Ist Tonight: Franz Ferdinand also ein Konzeptalbum? Musikalisch sicher, schon die beiden früheren Alben der Band trugen ja ein jeweils maßgeschneidertes Klangkostüm. Ein bisschen lauter und verspielter als zuvor lassen sie hier nun mittels ihrer Instrumente dieses wohlbekannte Getier aus Funk und Dub, Rock und Disco erwachsen.

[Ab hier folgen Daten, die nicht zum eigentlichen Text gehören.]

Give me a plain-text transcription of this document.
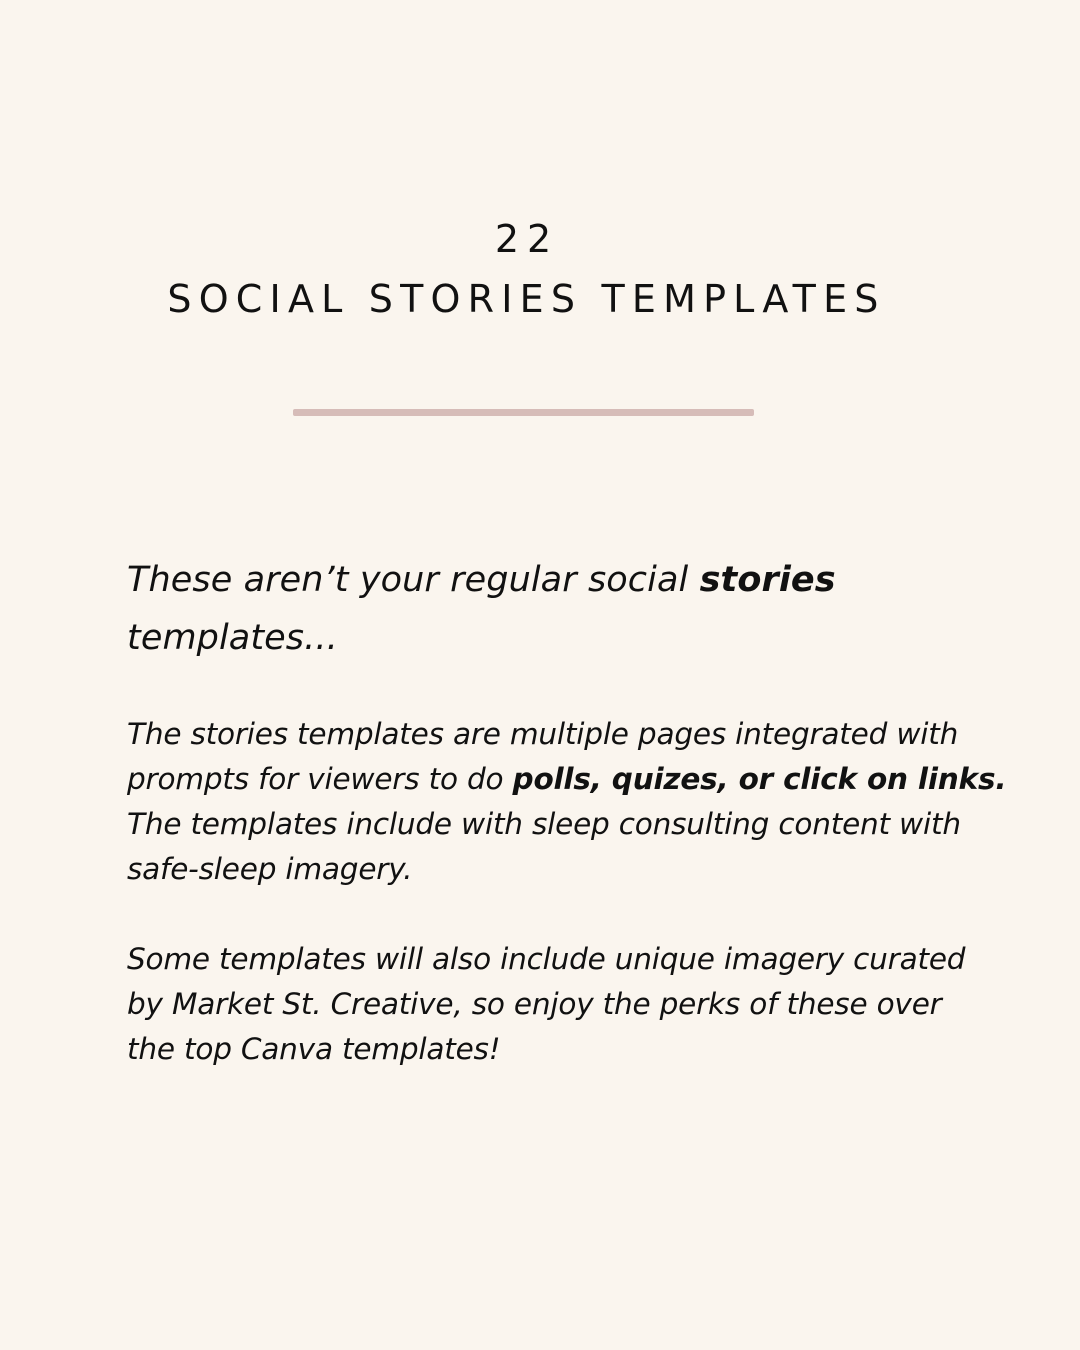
22
SOCIAL STORIES TEMPLATES

These aren’t your regular social stories
templates...

The stories templates are multiple pages integrated with prompts for viewers to do polls, quizes, or click on links. The templates include with sleep consulting content with safe-sleep imagery.

Some templates will also include unique imagery curated
by Market St. Creative, so enjoy the perks of these over
the top Canva templates!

Und der Sänger Alex Kapranos lässt sein Stimmchen hüpfen und kieksen, flüstert auch mal verschämt und füllt die Lücken mit viel „Lalalala, Uhoohoo, Iiihiiihiii“

Und Franz Ferdinand scheinen in Eile zu sein. Das Eröffnungsstück ihres ersten Albums, Jacqueline, nahm sich ganze 40 besinnliche Sekunden, bevor sich der seitdem nicht mehr verstummte Wuchtbass meldete. Ulysses hingegen fackelt nicht lange. Und auch das ist neu: Jedem der zwölf Stücke verpasst die Band eine andere Verzierung. Turn It On massiert ein bratzelnder Funk, No You Girls zerrt den Hörer in eine New Yorker Disko der Achtziger. Send Him Away ist ein Ausflug in den Hi-Life, Twilight Omens klingt nach dem Ska-Pop der Kaiser Chiefs.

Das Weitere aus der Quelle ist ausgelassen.